Die Kassenärztliche Vereinigung (KV) Hamburg warnt derweil ihre Ärzte, dass es kommende Woche 40 Prozent weniger Impfstoff geben werde. „Den Praxen wird es damit nicht möglich sein, die Impfkampagne spürbar zu unterstützen“, heißt es in einem Rundschreiben des Vorstandes an die niedergelassenen Ärzte. Bis zum Dienstag der Vorwoche müssen die Mediziner ihre Bestellungen jeweils bei den Apotheken einreichen.
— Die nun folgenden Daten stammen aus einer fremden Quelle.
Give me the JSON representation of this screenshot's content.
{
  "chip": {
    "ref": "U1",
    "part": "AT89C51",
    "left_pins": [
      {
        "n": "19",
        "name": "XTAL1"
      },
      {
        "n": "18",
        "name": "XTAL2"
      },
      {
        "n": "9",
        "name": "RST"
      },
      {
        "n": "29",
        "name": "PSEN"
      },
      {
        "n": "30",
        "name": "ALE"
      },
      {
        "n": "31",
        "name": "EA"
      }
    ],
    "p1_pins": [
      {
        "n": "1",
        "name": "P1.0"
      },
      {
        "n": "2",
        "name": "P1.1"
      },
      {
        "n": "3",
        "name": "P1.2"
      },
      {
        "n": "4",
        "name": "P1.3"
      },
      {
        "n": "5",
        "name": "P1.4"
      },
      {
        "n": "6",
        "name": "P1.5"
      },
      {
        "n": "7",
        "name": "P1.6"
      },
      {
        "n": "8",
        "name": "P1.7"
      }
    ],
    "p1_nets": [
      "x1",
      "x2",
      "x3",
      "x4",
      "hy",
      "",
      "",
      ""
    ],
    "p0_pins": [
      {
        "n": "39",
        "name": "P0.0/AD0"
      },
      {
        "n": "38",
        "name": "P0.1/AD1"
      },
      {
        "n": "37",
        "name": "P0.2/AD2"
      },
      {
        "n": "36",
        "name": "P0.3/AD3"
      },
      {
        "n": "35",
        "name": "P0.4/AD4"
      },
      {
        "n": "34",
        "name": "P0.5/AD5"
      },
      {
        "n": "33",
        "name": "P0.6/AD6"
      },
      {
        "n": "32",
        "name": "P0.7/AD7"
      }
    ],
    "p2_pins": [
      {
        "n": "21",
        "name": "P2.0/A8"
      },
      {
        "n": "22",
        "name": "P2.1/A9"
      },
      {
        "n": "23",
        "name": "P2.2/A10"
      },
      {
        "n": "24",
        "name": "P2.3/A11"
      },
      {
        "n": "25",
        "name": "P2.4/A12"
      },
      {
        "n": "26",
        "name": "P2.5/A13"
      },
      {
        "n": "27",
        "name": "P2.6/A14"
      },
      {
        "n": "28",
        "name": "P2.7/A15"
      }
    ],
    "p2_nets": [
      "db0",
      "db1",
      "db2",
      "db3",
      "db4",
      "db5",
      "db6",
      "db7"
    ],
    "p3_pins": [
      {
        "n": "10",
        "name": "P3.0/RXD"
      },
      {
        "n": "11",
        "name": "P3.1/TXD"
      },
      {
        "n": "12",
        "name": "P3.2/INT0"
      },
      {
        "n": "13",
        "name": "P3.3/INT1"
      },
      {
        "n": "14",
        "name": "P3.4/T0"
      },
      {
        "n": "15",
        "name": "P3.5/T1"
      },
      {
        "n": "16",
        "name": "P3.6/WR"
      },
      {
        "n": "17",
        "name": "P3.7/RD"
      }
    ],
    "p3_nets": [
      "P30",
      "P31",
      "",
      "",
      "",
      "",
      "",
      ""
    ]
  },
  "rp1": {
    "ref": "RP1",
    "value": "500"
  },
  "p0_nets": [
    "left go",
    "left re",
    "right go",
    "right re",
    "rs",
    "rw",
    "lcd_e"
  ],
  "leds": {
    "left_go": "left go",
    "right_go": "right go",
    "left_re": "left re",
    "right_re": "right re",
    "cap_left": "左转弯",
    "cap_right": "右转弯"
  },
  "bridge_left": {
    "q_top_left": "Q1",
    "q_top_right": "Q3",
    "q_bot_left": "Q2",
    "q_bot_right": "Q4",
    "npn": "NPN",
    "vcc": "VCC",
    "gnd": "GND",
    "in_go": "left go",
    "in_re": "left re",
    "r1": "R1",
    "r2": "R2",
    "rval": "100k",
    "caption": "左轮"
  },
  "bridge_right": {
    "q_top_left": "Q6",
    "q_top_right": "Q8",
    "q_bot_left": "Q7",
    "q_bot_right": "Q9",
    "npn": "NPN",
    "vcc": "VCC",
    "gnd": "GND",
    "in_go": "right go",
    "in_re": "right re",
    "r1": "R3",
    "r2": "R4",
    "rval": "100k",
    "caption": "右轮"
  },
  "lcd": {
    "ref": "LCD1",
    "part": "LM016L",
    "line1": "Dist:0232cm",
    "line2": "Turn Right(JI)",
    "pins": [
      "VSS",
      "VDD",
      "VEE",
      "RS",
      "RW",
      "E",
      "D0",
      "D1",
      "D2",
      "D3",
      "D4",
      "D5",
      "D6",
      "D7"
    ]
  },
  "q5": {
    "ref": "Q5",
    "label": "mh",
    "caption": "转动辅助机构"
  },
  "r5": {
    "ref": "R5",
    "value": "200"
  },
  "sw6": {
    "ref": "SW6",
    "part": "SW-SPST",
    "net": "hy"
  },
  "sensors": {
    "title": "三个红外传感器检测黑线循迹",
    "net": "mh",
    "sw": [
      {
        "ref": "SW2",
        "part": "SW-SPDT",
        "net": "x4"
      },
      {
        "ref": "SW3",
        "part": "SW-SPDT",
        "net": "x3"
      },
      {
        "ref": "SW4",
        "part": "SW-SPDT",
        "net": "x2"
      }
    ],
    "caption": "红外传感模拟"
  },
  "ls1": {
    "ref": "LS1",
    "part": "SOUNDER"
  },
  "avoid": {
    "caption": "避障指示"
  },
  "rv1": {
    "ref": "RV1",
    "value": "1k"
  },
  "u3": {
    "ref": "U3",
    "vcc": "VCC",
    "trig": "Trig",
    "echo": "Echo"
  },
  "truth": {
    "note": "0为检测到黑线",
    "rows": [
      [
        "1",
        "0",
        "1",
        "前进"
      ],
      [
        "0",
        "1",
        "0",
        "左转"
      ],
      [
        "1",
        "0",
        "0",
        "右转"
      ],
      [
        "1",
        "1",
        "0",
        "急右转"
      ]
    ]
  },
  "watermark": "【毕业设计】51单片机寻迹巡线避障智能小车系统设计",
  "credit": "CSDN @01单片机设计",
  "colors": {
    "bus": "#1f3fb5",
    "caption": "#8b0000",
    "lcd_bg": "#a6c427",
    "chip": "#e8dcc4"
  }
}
Das betrifft vorrangig den Impfstoff von Biontech, aber auch bei Astrazeneca gibt es offenbar Lieferprobleme.

Kassenärzte kritisieren den Bund

Wie es in dem Schreiben heißt, wolle der Bund Impfstoff „ansparen“, um die Impfung von Kindern und Jugendlichen zwischen 12 und 16 Jahren durchzuführen. Der Impfstoff dafür wird nach KV-Angaben von den Praxisärzten abgezogen. In dem Schreiben heißt es weiter: „Die Politik öffnet immer neue Impfwege, ohne dass ausreichender Impfstoff zur Verfügung steht. Damit sorgt sie dafür, dass an keiner Stelle in Ruhe geimpft werden kann. Dieses Vorgehen ist kurzsichtig und kontraproduktiv.“

Bei einer Frage zum Corona-Geschehen tappt der Senat im Dunklen: Während die Infektionszahlen weiter stetig zurückgehen, ist der sogenannte R-Wert wieder gestiegen. Er gibt an, wie viele andere Menschen ein Corona-Infizierter ansteckt. Binnen einer Woche kletterte dieser Faktor von 0,7 auf 0,88. Die Infektionen in einer Woche sanken von 827 auf 711. Am Dienstag wurden 39 Neuinfizierte gemeldet. Die Sieben-Tage-Inzidenz sank auf 37,3 (pro 100.000 Einwohner). Von den 129 Covid-Patienten in Hamburger Krankenhäusern werden 60 intensivmedizinisch betreut.

Impfquote in Hamburg unter Bundesschnitt

Der R-Wert, die Zahl der Neuinfektionen, das Intensivgeschehen in den Krankenhäusern und die Impfquote sind die vier Faktoren, auf deren Grundlage der Senat nach Aussagen seines Sprechers sein Lagebild formt. Die Impfquote bei den Erstimpfungen dümpelt mit 38,4 Prozent weiter unter dem Bundesschnitt (40,3). In drei Tagen könnte jedoch bei einem Wert eine magische Zahl fallen: Bei allen Impfungen nähert sich Hamburg, der Millionen-Marke.